Plaisance is an exceptional LRV driver. He is equally at home on hard-packed roads, unofficial trails, or—as now—naked lunar surface. He whisks across dust and stones and fragmented rock. He races up and down slopes. He trundles across cracks and craterlets. Sometimes the LRV soars into the air like a dune buggy. Sometimes its wire-mesh wheels churn out rooster tails of dust. Occasionally, scything down slopes, he changes direction dramatically just as the vehicle seems certain to flip over. In short, he can make the LRV do things that would have less experienced drivers spinning out of control or plunging into craters. He can drive at speeds that would have other people—particularly visitors from Earth, unused to the extreme clarity of vision and absence of air resistance—absolutely terrified. And he loves it. Because it gives him a sense of value. And because it offers a further feeling of redemption.
The sun is currently low and unmoving on the western horizon. The shadows are long and remorselessly bla
ck. This makes even the smallest pebble visible but can also conceal dangerous fissures and sometimes even pits. Plaisance knows this territory better than anyone, but even so he has his relevant senses—visual and instinctive—on highest alert.
Then he spots something. One of his special skills, acquired unconsciously over his years on the Moon, is his ability to read the terrain like a native tracker. This used to be child’s play: The dust on the lunar surface was predominantly virginal and any disturbance had a good chance of staying that way indefinitely. But since the advent of human colonization the great volume of human and vehicular activity has agitated the surface beyond recognition.
Nevertheless a fresh print will be visible for a long time, even if it’s on top of existing wheel and tread tracks. And what Plaisance sees now, with his eagle eyes, are the footprints of a human being. More accurately, the shoeprints of a human being. Heading northeast, right there on the lunar regolith, like the tracks of a businessman in wet cement.
Except of course that they can’t be from a human being. Nobody walks on the lunar surface in business shoes. So Plaisance brakes. He brings the LRV to an abrupt halt, and gets out for closer inspection.
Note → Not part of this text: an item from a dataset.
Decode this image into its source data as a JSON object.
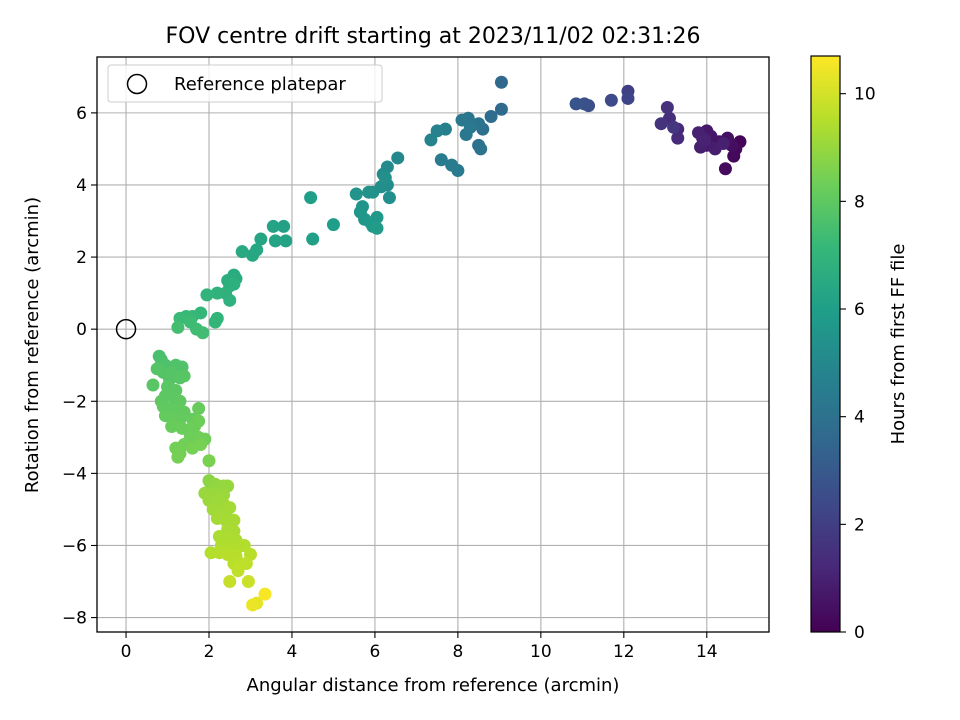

No doubt about it. Shoes, good ones, of above-average size. Judging by the deep impressions, Plaisance guesses that the wearer weighs about 110 terrestrial or 18 lunar kilograms. Such figures are common on the Moon—microgravity allows people to carry excess poundage with aplomb—but Plaisance knows immediately that these prints belong to a robot. They have to. He’s aware too that there used to be a highly secretive robotics lab in Seidel Crater, to the southwest. Once, the legend goes, an experimental android escaped from the lab and was found, a week later, lying facedown in JVC (Jules Verne Crater) with a mouthful of dust. There are other stories about another droid, a combat model, that’s still hiding out there somewhere, killing anyone who crosses its path. But no one really believes that, because droids don’t kill.